Мне с порога становится ясно, что она шарлатанка. Во-первых, голова у нее даже не доходит спинки ее креслица. Во-вторых, по лицу видно, что она овощ тушеный. А тушеные овощи, как показывают недавние события, пользительны лишь при запорах.
— Вы знаете, какой сегодня день недели? — спрашивает она, берет карандаш и готовится записать мой блистательный ответ.
— Конечно.
Она ждет.
— Так какой же?
— Не ваше дело.
— Вы знаете, кто сейчас президент Соединенных Штатов?
— Недостойный человек, — отвечаю я.
С тех пор как умер Рузвельт, так оно и есть.
Они сажают меня в машину, я снимаю очки и как следует смотрю на них.
— Лицемеры чертовы, — говорю я.
Теперь мне глаз не сомкнуть. Враги не дремлют. Как знать, куда они закатают меня — теперь, когда мой страж повергнут?
Но даже когда я настороже, защитить себя я не в силах. Кишечник не работает. Я превратилась в старый мусорный бачок. Живот твердый, его распирают газы. Приезжая, дети первым делом распахивают окна и двери и машут руками.
— Умирать легко, — сказала я однажды Тому. — Я боюсь только болезней.
— А я боюсь, что ты умрешь раньше меня, — отвечает мне муж. — Пообещай, что меня переживешь.

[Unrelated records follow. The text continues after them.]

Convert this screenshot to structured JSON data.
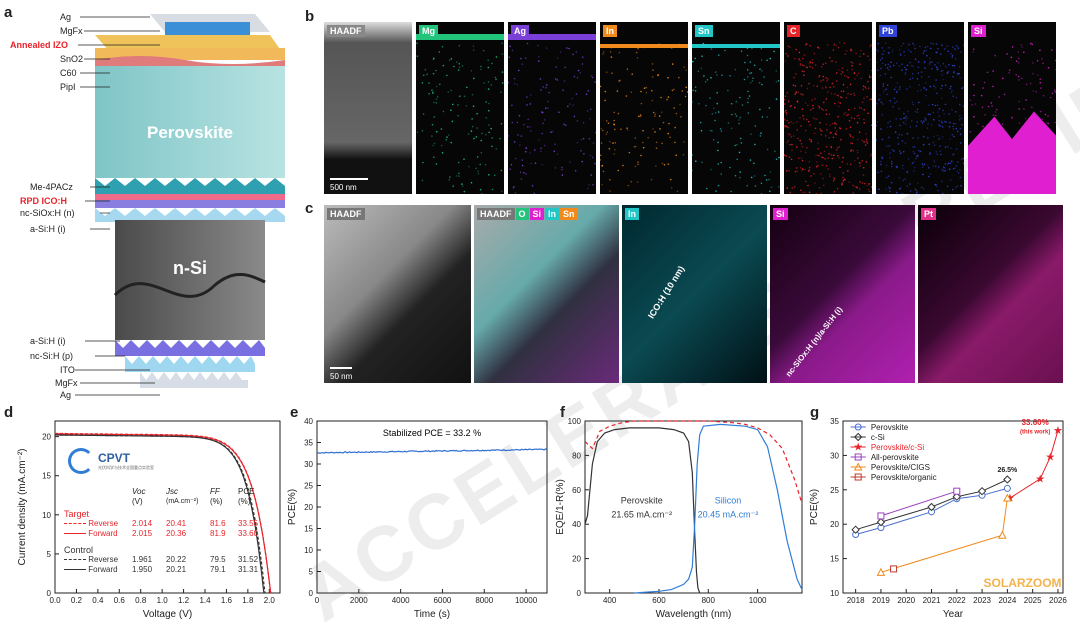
{
  "panels": {
    "a": "a",
    "b": "b",
    "c": "c",
    "d": "d",
    "e": "e",
    "f": "f",
    "g": "g"
  },
  "watermark": "ACCELERATED PREVIEW",
  "panel_a": {
    "layers_top": [
      "Ag",
      "MgFx",
      "Annealed IZO",
      "SnO2",
      "C60",
      "PipI"
    ],
    "perovskite": "Perovskite",
    "layers_mid": [
      "Me-4PACz",
      "RPD ICO:H",
      "nc-SiOx:H (n)",
      "a-Si:H (i)"
    ],
    "nsi": "n-Si",
    "layers_bottom": [
      "a-Si:H (i)",
      "nc-Si:H (p)",
      "ITO",
      "MgFx",
      "Ag"
    ],
    "highlight_color": "#e8232a"
  },
  "panel_b": {
    "maps": [
      {
        "name": "HAADF",
        "color": "#888888"
      },
      {
        "name": "Mg",
        "color": "#21c47a"
      },
      {
        "name": "Ag",
        "color": "#7a3fd6"
      },
      {
        "name": "In",
        "color": "#f08a1c"
      },
      {
        "name": "Sn",
        "color": "#22c6c6"
      },
      {
        "name": "C",
        "color": "#e8232a"
      },
      {
        "name": "Pb",
        "color": "#2f44d6"
      },
      {
        "name": "Si",
        "color": "#e020d0"
      }
    ],
    "scalebar": "500 nm"
  },
  "panel_c": {
    "haadf": "HAADF",
    "overlay_tags": [
      "HAADF",
      "O",
      "Si",
      "In",
      "Sn"
    ],
    "in_tag": "In",
    "in_annotation": "ICO:H (10 nm)",
    "si_tag": "Si",
    "si_annotation": "nc-SiOx:H (n)/a-Si:H (i)",
    "pt_tag": "Pt",
    "scalebar": "50 nm"
  },
  "chart_data": [
    {
      "id": "d",
      "type": "line",
      "xlabel": "Voltage (V)",
      "ylabel": "Current density (mA.cm⁻²)",
      "xlim": [
        0,
        2.1
      ],
      "ylim": [
        0,
        22
      ],
      "xticks": [
        "0.0",
        "0.2",
        "0.4",
        "0.6",
        "0.8",
        "1.0",
        "1.2",
        "1.4",
        "1.6",
        "1.8",
        "2.0"
      ],
      "yticks": [
        "0",
        "5",
        "10",
        "15",
        "20"
      ],
      "logo": "CPVT",
      "logo_sub": "光伏科学与技术全国重点实验室",
      "table_headers": [
        "Voc",
        "Jsc",
        "FF",
        "PCE"
      ],
      "table_units": [
        "(V)",
        "(mA.cm⁻²)",
        "(%)",
        "(%)"
      ],
      "groups": [
        {
          "name": "Target",
          "color": "#e8232a",
          "rows": [
            {
              "label": "Reverse",
              "Voc": "2.014",
              "Jsc": "20.41",
              "FF": "81.6",
              "PCE": "33.55",
              "dashed": true
            },
            {
              "label": "Forward",
              "Voc": "2.015",
              "Jsc": "20.36",
              "FF": "81.9",
              "PCE": "33.60",
              "dashed": false
            }
          ]
        },
        {
          "name": "Control",
          "color": "#333333",
          "rows": [
            {
              "label": "Reverse",
              "Voc": "1.961",
              "Jsc": "20.22",
              "FF": "79.5",
              "PCE": "31.52",
              "dashed": true
            },
            {
              "label": "Forward",
              "Voc": "1.950",
              "Jsc": "20.21",
              "FF": "79.1",
              "PCE": "31.31",
              "dashed": false
            }
          ]
        }
      ]
    },
    {
      "id": "e",
      "type": "line",
      "xlabel": "Time (s)",
      "ylabel": "PCE(%)",
      "xlim": [
        0,
        11000
      ],
      "ylim": [
        0,
        40
      ],
      "xticks": [
        "0",
        "2000",
        "4000",
        "6000",
        "8000",
        "10000"
      ],
      "yticks": [
        "0",
        "5",
        "10",
        "15",
        "20",
        "25",
        "30",
        "35",
        "40"
      ],
      "annotation": "Stabilized PCE = 33.2 %",
      "series": [
        {
          "name": "PCE",
          "color": "#2f6fd0",
          "start": 32.6,
          "end": 33.4
        }
      ]
    },
    {
      "id": "f",
      "type": "line",
      "xlabel": "Wavelength (nm)",
      "ylabel": "EQE/1-R(%)",
      "xlim": [
        300,
        1180
      ],
      "ylim": [
        0,
        100
      ],
      "xticks": [
        "400",
        "600",
        "800",
        "1000"
      ],
      "yticks": [
        "0",
        "20",
        "40",
        "60",
        "80",
        "100"
      ],
      "series": [
        {
          "name": "Perovskite",
          "jsc": "21.65 mA.cm⁻²",
          "color": "#333333",
          "x": [
            300,
            310,
            330,
            350,
            380,
            420,
            480,
            540,
            600,
            660,
            700,
            720,
            735,
            745,
            752,
            758,
            765
          ],
          "y": [
            40,
            45,
            75,
            88,
            93,
            95,
            96,
            96,
            96,
            95,
            93,
            88,
            70,
            35,
            12,
            3,
            0
          ]
        },
        {
          "name": "Silicon",
          "jsc": "20.45 mA.cm⁻²",
          "color": "#2f7dd6",
          "x": [
            500,
            550,
            600,
            650,
            700,
            720,
            735,
            745,
            755,
            765,
            780,
            850,
            950,
            1000,
            1040,
            1080,
            1120,
            1160,
            1180
          ],
          "y": [
            0,
            0.5,
            1,
            2,
            5,
            8,
            15,
            40,
            75,
            92,
            97,
            98,
            97,
            95,
            85,
            60,
            30,
            8,
            2
          ]
        },
        {
          "name": "1-R",
          "color": "#e8232a",
          "dashed": true,
          "x": [
            300,
            330,
            360,
            400,
            450,
            500,
            600,
            700,
            800,
            900,
            950,
            1000,
            1050,
            1100,
            1150,
            1180
          ],
          "y": [
            88,
            84,
            94,
            97,
            99,
            100,
            100,
            100,
            100,
            99,
            98,
            96,
            92,
            84,
            66,
            52
          ]
        }
      ]
    },
    {
      "id": "g",
      "type": "line",
      "xlabel": "Year",
      "ylabel": "PCE(%)",
      "xlim": [
        2017.5,
        2026.2
      ],
      "ylim": [
        10,
        35
      ],
      "xticks": [
        "2018",
        "2019",
        "2020",
        "2021",
        "2022",
        "2023",
        "2024",
        "2025",
        "2026"
      ],
      "yticks": [
        "10",
        "15",
        "20",
        "25",
        "30",
        "35"
      ],
      "annotation_top": "33.60%",
      "annotation_sub": "(this work)",
      "annotation_csi": "26.5%",
      "watermark": "SOLARZOOM",
      "series": [
        {
          "name": "Perovskite",
          "color": "#4a6fd0",
          "marker": "circle",
          "x": [
            2018,
            2019,
            2021,
            2022,
            2023,
            2024
          ],
          "y": [
            18.5,
            19.5,
            21.8,
            23.7,
            24.2,
            25.2
          ]
        },
        {
          "name": "c-Si",
          "color": "#333333",
          "marker": "diamond",
          "x": [
            2018,
            2019,
            2021,
            2022,
            2023,
            2024
          ],
          "y": [
            19.2,
            20.3,
            22.5,
            24.0,
            24.8,
            26.5
          ]
        },
        {
          "name": "Perovskite/c-Si",
          "color": "#e8232a",
          "marker": "star",
          "x": [
            2024.1,
            2025.3,
            2025.7,
            2026.0
          ],
          "y": [
            23.8,
            26.6,
            29.8,
            33.6
          ]
        },
        {
          "name": "All-perovskite",
          "color": "#9b3fc0",
          "marker": "xbox",
          "x": [
            2019,
            2022
          ],
          "y": [
            21.2,
            24.8
          ]
        },
        {
          "name": "Perovskite/CIGS",
          "color": "#f08a1c",
          "marker": "triangle",
          "x": [
            2019,
            2023.8,
            2024
          ],
          "y": [
            13.0,
            18.4,
            23.8
          ]
        },
        {
          "name": "Perovskite/organic",
          "color": "#c0392b",
          "marker": "xbox",
          "x": [
            2019.5
          ],
          "y": [
            13.5
          ]
        }
      ]
    }
  ]
}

— Как я могу обещать? — спрашиваю. — У меня, сам знаешь, анемия, стенокардия, больные почки. Ты здоров как бык. Обзаведешься новой женой — и поминай как звали.
Он берет меня за левую руку, ту самую, на которую он мне еще в девичестве надел обручальное кольцо. Кольцо глубоко впилось в палец, костяшки распухли.
— Пообещай, — говорит он.
— Обещаю, — клянусь я.
Шестьдесят лет назад я пообещала его любить. Год назад пообещала пережить его.
Проклинаю себя за то, что сдержала это последнее обещание.
— Трус! — рыдаю я. — Эгоист! Еще и оставил мне грязные подштанники стирать.
Кому я жалуюсь? Паре кресел перед телевизором? Стулу во главе обеденного стола?
— Завидую твоим глазам и ушам, — случалось, говорил Том.
— Тебя можно понять, — отвечала я. — Зрение единица, а слух — булавка упадет, услышу.